My suggestion for a solution is the sale of whatever assets are necessary to keep the agency afloat. The Sierra Pines Golf Course (a 2007 acquisition) is a good place to start, along with the Jamestown 140 acres.

I believe an independent audit is necessary now. This will prove to the public that TUD can indeed be trusted to spend our money wisely.

Randy Meyer



To the editor:

Perhaps the best long term solution for the City of Angels Camp would be to not have a City of Angels Camp. With a population of only 2,700 plus or minus people and very few businesses, can we really afford to continue to be a city? At the rate the city is causing costs to increase for water, sewer and staff salaries, we would be better off once again being unincorporated. As an unincorporated community, we still receive all of the benefits of being a city without the higher cost. As an unincorporated community, the costs are spread out amongst all of the resident of the county thus directly reducing the cost to us, the taxpayers.

Mark Jones

Angels Camp

Help at home

To the editor:

With all the bailouts that the government is allowing large businesses, you would hope they cared about the little people, but it seems not.
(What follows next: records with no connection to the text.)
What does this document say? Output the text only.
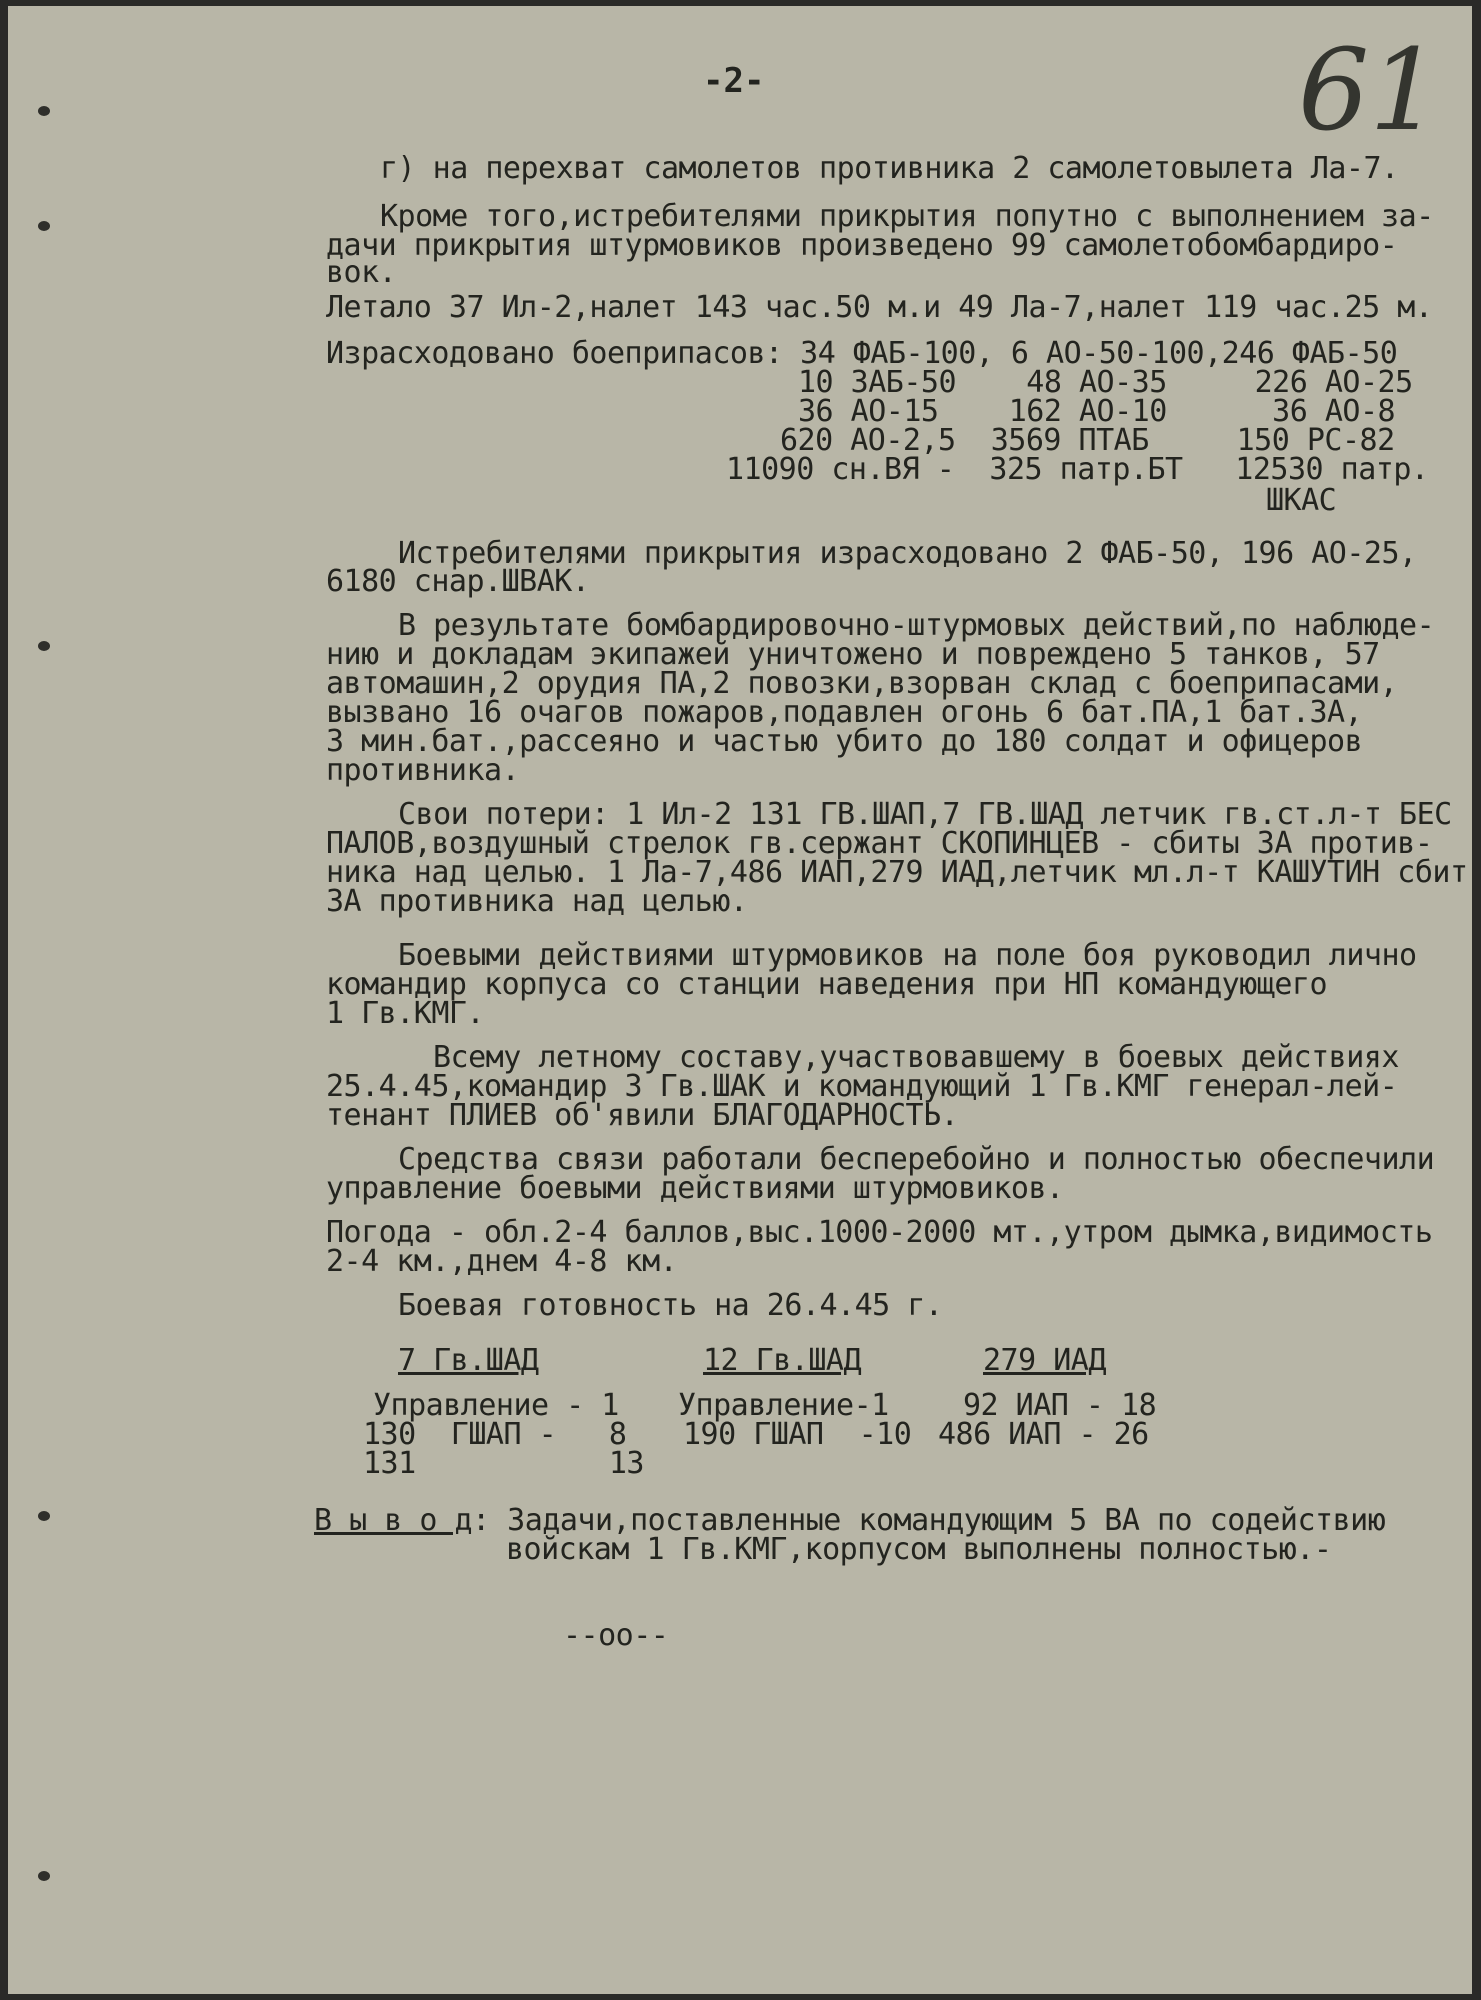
-2-	61
г) на перехват самолетов противника 2 самолетовылета Ла-7.
Кроме того,истребителями прикрытия попутно с выполнением за-
дачи прикрытия штурмовиков произведено 99 самолетобомбардиро-
вок.
Летало 37 Ил-2,налет 143 час.50 м.и 49 Ла-7,налет 119 час.25 м.
Израсходовано боеприпасов: 34 ФАБ-100, 6 АО-50-100,246 ФАБ-50
10 ЗАБ-50    48 АО-35     226 АО-25
36 АО-15    162 АО-10      36 АО-8
620 АО-2,5  3569 ПТАБ     150 РС-82
11090 сн.ВЯ -  325 патр.БТ   12530 патр.
ШКАС
Истребителями прикрытия израсходовано 2 ФАБ-50, 196 АО-25,
6180 снар.ШВАК.
В результате бомбардировочно-штурмовых действий,по наблюде-
нию и докладам экипажей уничтожено и повреждено 5 танков, 57
автомашин,2 орудия ПА,2 повозки,взорван склад с боеприпасами,
вызвано 16 очагов пожаров,подавлен огонь 6 бат.ПА,1 бат.ЗА,
3 мин.бат.,рассеяно и частью убито до 180 солдат и офицеров
противника.
Свои потери: 1 Ил-2 131 ГВ.ШАП,7 ГВ.ШАД летчик гв.ст.л-т БЕС
ПАЛОВ,воздушный стрелок гв.сержант СКОПИНЦЕВ - сбиты ЗА против-
ника над целью. 1 Ла-7,486 ИАП,279 ИАД,летчик мл.л-т КАШУТИН сбит
ЗА противника над целью.
Боевыми действиями штурмовиков на поле боя руководил лично
командир корпуса со станции наведения при НП командующего
1 Гв.КМГ.
Всему летному составу,участвовавшему в боевых действиях
25.4.45,командир 3 Гв.ШАК и командующий 1 Гв.КМГ генерал-лей-
тенант ПЛИЕВ об'явили БЛАГОДАРНОСТЬ.
Средства связи работали бесперебойно и полностью обеспечили
управление боевыми действиями штурмовиков.
Погода - обл.2-4 баллов,выс.1000-2000 мт.,утром дымка,видимость
2-4 км.,днем 4-8 км.
Боевая готовность на 26.4.45 г.
7 Гв.ШАД
Управление - 1
130  ГШАП -   8
131           13
12 Гв.ШАД
Управление-1
190 ГШАП  -10
279 ИАД
92 ИАП - 18
486 ИАП - 26
В ы в о д: Задачи,поставленные командующим 5 ВА по содействию
войскам 1 Гв.КМГ,корпусом выполнены полностью.-
--oo--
Rather then taking more from the people who have a little more, the government is taking from the people who have the very least. I am disabled, and next month my disability check will be over $30 less from here on out. Disabled people have really felt the crunch with medication fees, having wheel-chair funding taken, just to name one. Rather then sending millions abroad, how about helping our own people right here at home?